Choć w Europie i na świecie zaliczyłam już kilkanaście różnych
manifestacji, to w Polsce poza warszawską Paradą Równości
nie miałam jeszcze okazji. No więc się do Wrocławia na ich
Marsz Równości wybraliśmy. Okazało się, że pogoda nam
bardzo sprzyjała. Dotarliśmy w sobotę około 13:00 no i
po małym obiedzie manifestować poszliśmy. Marsz
przeszedł dość spokojnie, spotykając na rynku
grupę protestującej głośnej młodzieży, która
miała jakieś transparenty.
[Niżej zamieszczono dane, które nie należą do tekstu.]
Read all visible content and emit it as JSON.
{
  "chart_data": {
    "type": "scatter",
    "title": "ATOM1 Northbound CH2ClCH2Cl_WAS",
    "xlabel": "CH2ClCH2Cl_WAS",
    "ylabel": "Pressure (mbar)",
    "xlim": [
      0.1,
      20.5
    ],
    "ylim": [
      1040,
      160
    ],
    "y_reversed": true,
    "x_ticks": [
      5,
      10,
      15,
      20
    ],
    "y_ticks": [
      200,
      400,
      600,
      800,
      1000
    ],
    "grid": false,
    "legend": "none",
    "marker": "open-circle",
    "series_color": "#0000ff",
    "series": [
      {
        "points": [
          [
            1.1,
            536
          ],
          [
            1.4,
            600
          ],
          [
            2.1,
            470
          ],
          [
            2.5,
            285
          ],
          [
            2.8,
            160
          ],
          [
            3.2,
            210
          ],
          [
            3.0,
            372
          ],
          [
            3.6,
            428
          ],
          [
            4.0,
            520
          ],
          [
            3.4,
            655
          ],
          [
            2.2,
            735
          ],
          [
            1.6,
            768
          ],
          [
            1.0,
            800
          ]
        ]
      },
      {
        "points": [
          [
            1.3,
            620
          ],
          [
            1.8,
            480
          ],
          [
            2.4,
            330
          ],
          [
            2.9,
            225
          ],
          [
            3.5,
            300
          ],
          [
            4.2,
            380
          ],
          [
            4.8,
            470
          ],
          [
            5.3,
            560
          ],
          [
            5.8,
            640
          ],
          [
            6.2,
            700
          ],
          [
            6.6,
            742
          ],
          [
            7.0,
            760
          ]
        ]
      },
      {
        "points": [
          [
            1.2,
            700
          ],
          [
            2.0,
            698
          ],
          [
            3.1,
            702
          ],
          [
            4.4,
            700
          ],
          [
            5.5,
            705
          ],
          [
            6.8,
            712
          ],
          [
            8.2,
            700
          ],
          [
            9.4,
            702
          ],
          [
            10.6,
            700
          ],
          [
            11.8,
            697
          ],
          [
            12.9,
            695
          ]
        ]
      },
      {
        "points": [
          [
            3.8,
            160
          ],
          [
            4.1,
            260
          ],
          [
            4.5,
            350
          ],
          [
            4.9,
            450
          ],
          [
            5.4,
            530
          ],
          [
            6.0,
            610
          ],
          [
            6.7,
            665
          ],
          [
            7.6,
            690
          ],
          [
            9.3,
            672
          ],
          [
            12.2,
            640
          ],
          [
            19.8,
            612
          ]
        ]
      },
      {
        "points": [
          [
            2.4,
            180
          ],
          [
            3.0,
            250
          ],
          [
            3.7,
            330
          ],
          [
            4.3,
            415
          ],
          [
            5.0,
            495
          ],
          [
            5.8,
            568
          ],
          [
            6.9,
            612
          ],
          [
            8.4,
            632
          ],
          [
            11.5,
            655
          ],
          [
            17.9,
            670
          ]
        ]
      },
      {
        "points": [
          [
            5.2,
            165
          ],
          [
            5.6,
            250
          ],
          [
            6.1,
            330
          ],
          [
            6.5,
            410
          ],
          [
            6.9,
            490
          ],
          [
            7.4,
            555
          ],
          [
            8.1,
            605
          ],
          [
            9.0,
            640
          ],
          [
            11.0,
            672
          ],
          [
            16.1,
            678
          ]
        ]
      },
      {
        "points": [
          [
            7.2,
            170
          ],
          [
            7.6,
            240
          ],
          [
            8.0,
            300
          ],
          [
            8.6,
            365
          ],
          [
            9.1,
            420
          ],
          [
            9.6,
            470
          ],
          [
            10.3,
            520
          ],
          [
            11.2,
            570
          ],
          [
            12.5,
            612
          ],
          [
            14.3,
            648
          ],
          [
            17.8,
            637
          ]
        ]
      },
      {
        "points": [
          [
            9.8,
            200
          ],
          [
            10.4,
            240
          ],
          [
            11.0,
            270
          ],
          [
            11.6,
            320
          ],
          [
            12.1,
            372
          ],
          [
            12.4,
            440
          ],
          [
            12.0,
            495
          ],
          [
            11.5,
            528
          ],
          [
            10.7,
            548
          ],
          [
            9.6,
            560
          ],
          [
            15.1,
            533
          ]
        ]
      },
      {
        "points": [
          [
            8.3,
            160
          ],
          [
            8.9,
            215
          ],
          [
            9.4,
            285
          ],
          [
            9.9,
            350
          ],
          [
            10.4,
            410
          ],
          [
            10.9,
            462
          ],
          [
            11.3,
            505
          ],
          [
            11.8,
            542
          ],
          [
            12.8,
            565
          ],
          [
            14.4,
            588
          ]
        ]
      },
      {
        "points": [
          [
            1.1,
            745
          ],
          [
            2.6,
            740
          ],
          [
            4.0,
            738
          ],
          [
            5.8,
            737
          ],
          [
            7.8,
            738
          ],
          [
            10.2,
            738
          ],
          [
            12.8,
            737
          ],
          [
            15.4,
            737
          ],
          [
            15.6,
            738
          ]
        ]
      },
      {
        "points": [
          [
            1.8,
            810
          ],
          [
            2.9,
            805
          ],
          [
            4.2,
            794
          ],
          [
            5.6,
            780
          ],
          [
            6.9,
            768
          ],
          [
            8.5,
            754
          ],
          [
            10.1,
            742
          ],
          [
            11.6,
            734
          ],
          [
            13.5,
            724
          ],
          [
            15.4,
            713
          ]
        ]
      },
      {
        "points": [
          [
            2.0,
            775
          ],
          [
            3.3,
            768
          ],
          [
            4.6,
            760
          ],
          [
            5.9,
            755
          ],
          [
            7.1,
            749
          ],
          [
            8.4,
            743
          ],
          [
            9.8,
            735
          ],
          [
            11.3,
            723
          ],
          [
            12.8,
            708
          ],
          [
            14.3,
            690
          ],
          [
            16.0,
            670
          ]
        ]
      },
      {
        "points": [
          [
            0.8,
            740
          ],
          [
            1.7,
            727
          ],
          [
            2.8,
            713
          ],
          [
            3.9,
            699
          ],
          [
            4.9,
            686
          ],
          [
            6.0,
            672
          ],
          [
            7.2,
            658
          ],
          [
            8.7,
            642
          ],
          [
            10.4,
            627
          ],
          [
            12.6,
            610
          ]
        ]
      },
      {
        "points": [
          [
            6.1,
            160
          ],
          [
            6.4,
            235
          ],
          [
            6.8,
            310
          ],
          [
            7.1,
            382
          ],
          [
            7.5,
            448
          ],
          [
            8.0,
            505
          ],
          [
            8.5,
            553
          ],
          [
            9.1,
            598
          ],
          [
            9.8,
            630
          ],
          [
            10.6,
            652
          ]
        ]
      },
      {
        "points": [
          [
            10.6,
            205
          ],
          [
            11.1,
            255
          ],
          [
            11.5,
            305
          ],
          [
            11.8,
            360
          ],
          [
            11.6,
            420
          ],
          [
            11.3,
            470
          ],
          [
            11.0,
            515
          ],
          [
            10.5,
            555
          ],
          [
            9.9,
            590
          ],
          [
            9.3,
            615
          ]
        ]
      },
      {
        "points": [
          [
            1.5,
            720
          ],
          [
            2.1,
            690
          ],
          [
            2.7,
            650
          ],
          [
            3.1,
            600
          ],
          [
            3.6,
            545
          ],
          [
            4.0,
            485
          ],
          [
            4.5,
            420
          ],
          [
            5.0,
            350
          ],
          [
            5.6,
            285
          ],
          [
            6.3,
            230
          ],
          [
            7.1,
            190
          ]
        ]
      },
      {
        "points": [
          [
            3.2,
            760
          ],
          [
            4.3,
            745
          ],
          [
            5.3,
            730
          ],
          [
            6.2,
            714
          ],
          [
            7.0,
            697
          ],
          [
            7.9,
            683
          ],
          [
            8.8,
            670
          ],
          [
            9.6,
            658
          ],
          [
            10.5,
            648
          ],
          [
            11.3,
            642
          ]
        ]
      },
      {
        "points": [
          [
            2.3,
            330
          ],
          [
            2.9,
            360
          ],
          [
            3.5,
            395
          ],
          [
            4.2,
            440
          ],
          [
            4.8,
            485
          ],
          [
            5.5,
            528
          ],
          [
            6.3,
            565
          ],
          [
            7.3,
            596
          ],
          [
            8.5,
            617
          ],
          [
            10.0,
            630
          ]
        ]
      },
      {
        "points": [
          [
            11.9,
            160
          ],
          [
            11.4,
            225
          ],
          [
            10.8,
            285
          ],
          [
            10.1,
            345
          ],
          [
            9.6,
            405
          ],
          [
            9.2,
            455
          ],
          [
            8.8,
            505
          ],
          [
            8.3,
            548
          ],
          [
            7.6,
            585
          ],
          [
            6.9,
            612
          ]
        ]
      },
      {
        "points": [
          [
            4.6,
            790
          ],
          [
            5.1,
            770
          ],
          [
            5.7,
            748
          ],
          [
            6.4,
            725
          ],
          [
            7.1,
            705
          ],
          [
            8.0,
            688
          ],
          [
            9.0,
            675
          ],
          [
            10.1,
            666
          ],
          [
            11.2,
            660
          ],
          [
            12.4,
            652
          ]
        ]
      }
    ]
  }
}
Ale obeszło się
bez zamieszek czy coś. Była Peaches. A
moją uwagę zwrócili dwaj absolutnie
piękni chłopcy, bracia, którzy się do
mnie zresztą sami zbliżyli, fotkę
zrobili i pogadali chwilkę. Tak
więc mogę śmiało mówić, że
najładniejsi chłopcy są ze
mną zawsze i wszędzie.

Moje fotki z imprezy po Marszu Równości 2014

Obiad przed Marszem

Ani patriarcaht, ani kapitalizm

Jest opresja, jest opór

Pan z Polsat News dość atrakcyjny

Przemawia Peaches

Miłość to znaczy zawsze to samo

Chwała lesbijkom niezłomnym

Chwała lesbijkom wyklętym

Debata po zakończonym marszu i ja w niej udział biorąca
Wypowiedz się! Skomentuj!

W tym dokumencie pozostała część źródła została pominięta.